Why We Need Screenwriting Software

By Valerie Kalfrin · January 25, 2017

Now is the perfect time to achieve your creative goals, like writing the screenplay for that thriller in your head that’s better than anything you’ve binge-watched lately, or building a story bible for that book you’re aiming to adapt into a web series. But where to begin? Between collecting tips about how other writers find inspiration and what their working styles involve, don’t forget to consider your software. 

It can be tricky to keep track of all your ideas on a project, not to mention organize them so you can locate just what you need once you’re ready to write. That’s why Final Draft, long recognized for its industry-standard formatting and production features, has added several front-end story-development tools to help writers gather everything they need before they’re ready to type FADE IN.

One is a Beat Board™ Brainstorming Tool, an electronic version of the paper index cards that many writers used for organizing their research and various story threads. Type out your beats, change color by theme or character, and move them around as easily as the ideas flow. 

From your Beat Board, you can lay out and structure your script in the Story Map™ Story Planning Tool, plotting your narrative with more detail and adding act notes. Once you’re writing, switch back to the Story Map or Beat Board anytime for a high-level overview, or to outline page-by-page and beat-by-beat.

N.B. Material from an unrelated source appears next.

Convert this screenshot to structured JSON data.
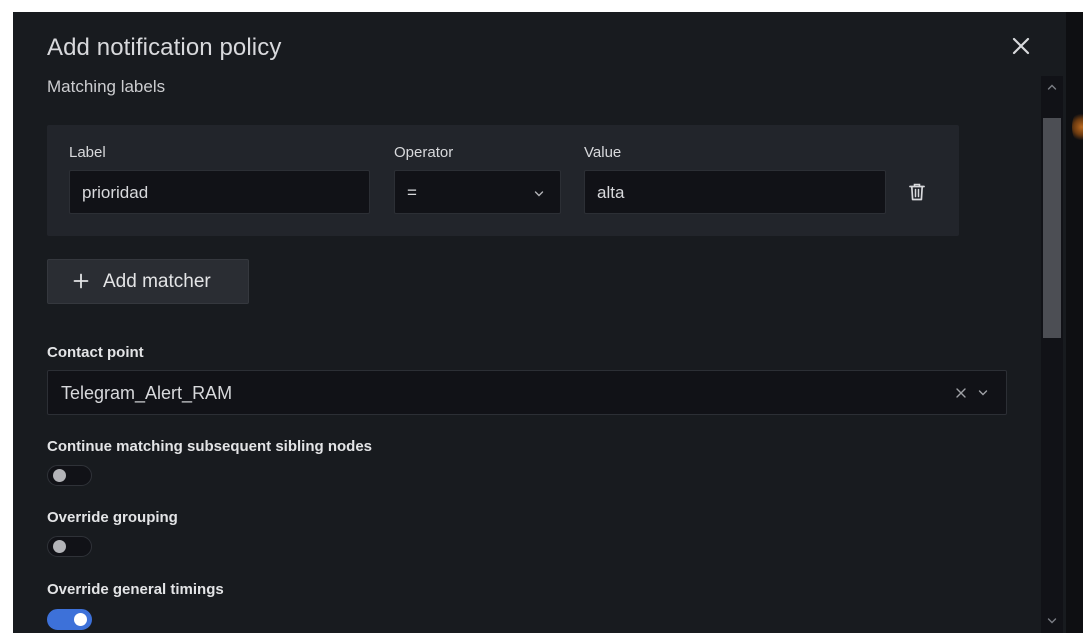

You can even set page goals for your beats based on the structure of more than 100 classic and current television shows (from Breaking Bad to New Girl), screenplays, stage plays, and graphic novels—or the advice of renowned educators. Registered users now can write their stories according to with the mythic structure of Christopher Vogler’s The Writer’s Journey, Jen Grisanti’s TV pilot worksheet, Michael Hague’s 6 Stage Structure, and more. (Need a template for a web-series bible or a treatment? The software includes that, too.) 

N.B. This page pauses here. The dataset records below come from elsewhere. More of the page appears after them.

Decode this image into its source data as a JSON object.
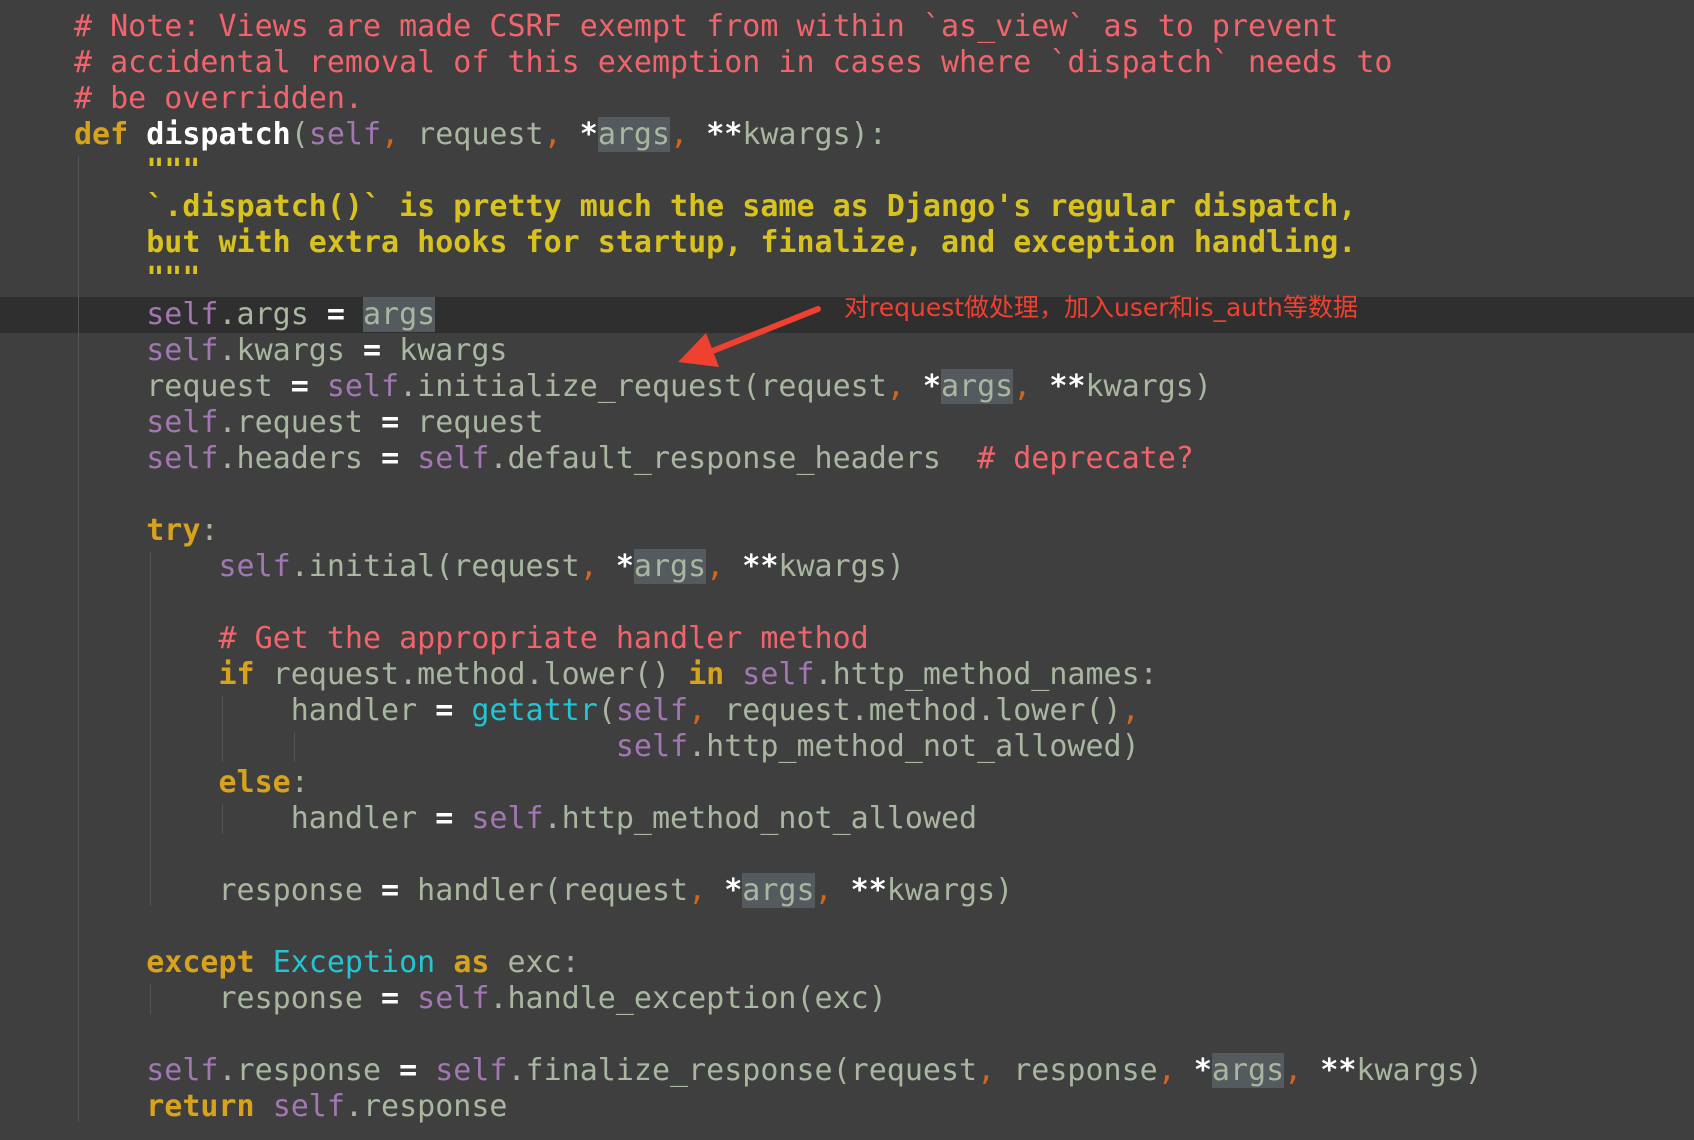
{
  "annotation": {
    "text": "对request做处理，加入user和is_auth等数据",
    "color": "#f04030"
  },
  "colors": {
    "background": "#3f3f3f",
    "current_line": "#2f2f2f",
    "comment": "#f2646b",
    "keyword": "#d7a21d",
    "self": "#a277b3",
    "docstring": "#d8c21f",
    "builtin": "#22c5d1",
    "identifier": "#a9b7a0"
  },
  "code": {
    "lines": [
      [
        {
          "t": "# Note: Views are made CSRF exempt from within `as_view` as to prevent",
          "c": "comment"
        }
      ],
      [
        {
          "t": "# accidental removal of this exemption in cases where `dispatch` needs to",
          "c": "comment"
        }
      ],
      [
        {
          "t": "# be overridden.",
          "c": "comment"
        }
      ],
      [
        {
          "t": "def",
          "c": "kw"
        },
        {
          "t": " ",
          "c": "id"
        },
        {
          "t": "dispatch",
          "c": "fn-def"
        },
        {
          "t": "(",
          "c": "id"
        },
        {
          "t": "self",
          "c": "self"
        },
        {
          "t": ",",
          "c": "punct"
        },
        {
          "t": " request",
          "c": "id"
        },
        {
          "t": ",",
          "c": "punct"
        },
        {
          "t": " ",
          "c": "id"
        },
        {
          "t": "*",
          "c": "op"
        },
        {
          "t": "args",
          "c": "id",
          "hl": true
        },
        {
          "t": ",",
          "c": "punct"
        },
        {
          "t": " ",
          "c": "id"
        },
        {
          "t": "**",
          "c": "op"
        },
        {
          "t": "kwargs):",
          "c": "id"
        }
      ],
      [
        {
          "t": "    \"\"\"",
          "c": "doc"
        }
      ],
      [
        {
          "t": "    `.dispatch()` is pretty much the same as Django's regular dispatch,",
          "c": "doc"
        }
      ],
      [
        {
          "t": "    but with extra hooks for startup, finalize, and exception handling.",
          "c": "doc"
        }
      ],
      [
        {
          "t": "    \"\"\"",
          "c": "doc"
        }
      ],
      [
        {
          "t": "    ",
          "c": "id"
        },
        {
          "t": "self",
          "c": "self"
        },
        {
          "t": ".args ",
          "c": "id"
        },
        {
          "t": "=",
          "c": "op"
        },
        {
          "t": " ",
          "c": "id"
        },
        {
          "t": "args",
          "c": "id",
          "hl": true
        }
      ],
      [
        {
          "t": "    ",
          "c": "id"
        },
        {
          "t": "self",
          "c": "self"
        },
        {
          "t": ".kwargs ",
          "c": "id"
        },
        {
          "t": "=",
          "c": "op"
        },
        {
          "t": " kwargs",
          "c": "id"
        }
      ],
      [
        {
          "t": "    request ",
          "c": "id"
        },
        {
          "t": "=",
          "c": "op"
        },
        {
          "t": " ",
          "c": "id"
        },
        {
          "t": "self",
          "c": "self"
        },
        {
          "t": ".initialize_request(request",
          "c": "id"
        },
        {
          "t": ",",
          "c": "punct"
        },
        {
          "t": " ",
          "c": "id"
        },
        {
          "t": "*",
          "c": "op"
        },
        {
          "t": "args",
          "c": "id",
          "hl": true
        },
        {
          "t": ",",
          "c": "punct"
        },
        {
          "t": " ",
          "c": "id"
        },
        {
          "t": "**",
          "c": "op"
        },
        {
          "t": "kwargs)",
          "c": "id"
        }
      ],
      [
        {
          "t": "    ",
          "c": "id"
        },
        {
          "t": "self",
          "c": "self"
        },
        {
          "t": ".request ",
          "c": "id"
        },
        {
          "t": "=",
          "c": "op"
        },
        {
          "t": " request",
          "c": "id"
        }
      ],
      [
        {
          "t": "    ",
          "c": "id"
        },
        {
          "t": "self",
          "c": "self"
        },
        {
          "t": ".headers ",
          "c": "id"
        },
        {
          "t": "=",
          "c": "op"
        },
        {
          "t": " ",
          "c": "id"
        },
        {
          "t": "self",
          "c": "self"
        },
        {
          "t": ".default_response_headers  ",
          "c": "id"
        },
        {
          "t": "# deprecate?",
          "c": "comment"
        }
      ],
      [],
      [
        {
          "t": "    ",
          "c": "id"
        },
        {
          "t": "try",
          "c": "kw"
        },
        {
          "t": ":",
          "c": "id"
        }
      ],
      [
        {
          "t": "        ",
          "c": "id"
        },
        {
          "t": "self",
          "c": "self"
        },
        {
          "t": ".initial(request",
          "c": "id"
        },
        {
          "t": ",",
          "c": "punct"
        },
        {
          "t": " ",
          "c": "id"
        },
        {
          "t": "*",
          "c": "op"
        },
        {
          "t": "args",
          "c": "id",
          "hl": true
        },
        {
          "t": ",",
          "c": "punct"
        },
        {
          "t": " ",
          "c": "id"
        },
        {
          "t": "**",
          "c": "op"
        },
        {
          "t": "kwargs)",
          "c": "id"
        }
      ],
      [],
      [
        {
          "t": "        ",
          "c": "id"
        },
        {
          "t": "# Get the appropriate handler method",
          "c": "comment"
        }
      ],
      [
        {
          "t": "        ",
          "c": "id"
        },
        {
          "t": "if",
          "c": "kw"
        },
        {
          "t": " request.method.lower() ",
          "c": "id"
        },
        {
          "t": "in",
          "c": "kw"
        },
        {
          "t": " ",
          "c": "id"
        },
        {
          "t": "self",
          "c": "self"
        },
        {
          "t": ".http_method_names:",
          "c": "id"
        }
      ],
      [
        {
          "t": "            handler ",
          "c": "id"
        },
        {
          "t": "=",
          "c": "op"
        },
        {
          "t": " ",
          "c": "id"
        },
        {
          "t": "getattr",
          "c": "builtin"
        },
        {
          "t": "(",
          "c": "id"
        },
        {
          "t": "self",
          "c": "self"
        },
        {
          "t": ",",
          "c": "punct"
        },
        {
          "t": " request.method.lower()",
          "c": "id"
        },
        {
          "t": ",",
          "c": "punct"
        }
      ],
      [
        {
          "t": "                              ",
          "c": "id"
        },
        {
          "t": "self",
          "c": "self"
        },
        {
          "t": ".http_method_not_allowed)",
          "c": "id"
        }
      ],
      [
        {
          "t": "        ",
          "c": "id"
        },
        {
          "t": "else",
          "c": "kw"
        },
        {
          "t": ":",
          "c": "id"
        }
      ],
      [
        {
          "t": "            handler ",
          "c": "id"
        },
        {
          "t": "=",
          "c": "op"
        },
        {
          "t": " ",
          "c": "id"
        },
        {
          "t": "self",
          "c": "self"
        },
        {
          "t": ".http_method_not_allowed",
          "c": "id"
        }
      ],
      [],
      [
        {
          "t": "        response ",
          "c": "id"
        },
        {
          "t": "=",
          "c": "op"
        },
        {
          "t": " handler(request",
          "c": "id"
        },
        {
          "t": ",",
          "c": "punct"
        },
        {
          "t": " ",
          "c": "id"
        },
        {
          "t": "*",
          "c": "op"
        },
        {
          "t": "args",
          "c": "id",
          "hl": true
        },
        {
          "t": ",",
          "c": "punct"
        },
        {
          "t": " ",
          "c": "id"
        },
        {
          "t": "**",
          "c": "op"
        },
        {
          "t": "kwargs)",
          "c": "id"
        }
      ],
      [],
      [
        {
          "t": "    ",
          "c": "id"
        },
        {
          "t": "except",
          "c": "kw"
        },
        {
          "t": " ",
          "c": "id"
        },
        {
          "t": "Exception",
          "c": "builtin"
        },
        {
          "t": " ",
          "c": "id"
        },
        {
          "t": "as",
          "c": "kw"
        },
        {
          "t": " exc:",
          "c": "id"
        }
      ],
      [
        {
          "t": "        response ",
          "c": "id"
        },
        {
          "t": "=",
          "c": "op"
        },
        {
          "t": " ",
          "c": "id"
        },
        {
          "t": "self",
          "c": "self"
        },
        {
          "t": ".handle_exception(exc)",
          "c": "id"
        }
      ],
      [],
      [
        {
          "t": "    ",
          "c": "id"
        },
        {
          "t": "self",
          "c": "self"
        },
        {
          "t": ".response ",
          "c": "id"
        },
        {
          "t": "=",
          "c": "op"
        },
        {
          "t": " ",
          "c": "id"
        },
        {
          "t": "self",
          "c": "self"
        },
        {
          "t": ".finalize_response(request",
          "c": "id"
        },
        {
          "t": ",",
          "c": "punct"
        },
        {
          "t": " response",
          "c": "id"
        },
        {
          "t": ",",
          "c": "punct"
        },
        {
          "t": " ",
          "c": "id"
        },
        {
          "t": "*",
          "c": "op"
        },
        {
          "t": "args",
          "c": "id",
          "hl": true
        },
        {
          "t": ",",
          "c": "punct"
        },
        {
          "t": " ",
          "c": "id"
        },
        {
          "t": "**",
          "c": "op"
        },
        {
          "t": "kwargs)",
          "c": "id"
        }
      ],
      [
        {
          "t": "    ",
          "c": "id"
        },
        {
          "t": "return",
          "c": "kw"
        },
        {
          "t": " ",
          "c": "id"
        },
        {
          "t": "self",
          "c": "self"
        },
        {
          "t": ".response",
          "c": "id"
        }
      ]
    ]
  }
}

Another added feature is Collaboration, which allows writers to work together remotely on a script in real time. Two or more writers can share the same file and brainstorm together, no matter where they live. (The software tutorial provides detailed instructions for how to take turns, but each writer can see the other’s work as he or she types.) 

Finally, there’s a new Alternate Dialogue feature, which enables you to save alternate lines of dialogue within the script for your characters—something particularly helpful when doing rewrites. Store several lines, then choose what works best as your story evolves.

Trying to meet a particular writing goal? The software includes a Statistics report to tally how much you’ve written in a session. You also can track other items, such as how often one character interacts with another.

When you’re ready to put your story out there—to enter a contest, get representation, or simply show what you can do—Final Draft again helps you put your best foot forward. The software automatically puts your script into the proper format, automatically filling in character names, scene headings, transitions, locations, and more. (It also will register your script with The Writers Guild of America and other writing organizations.)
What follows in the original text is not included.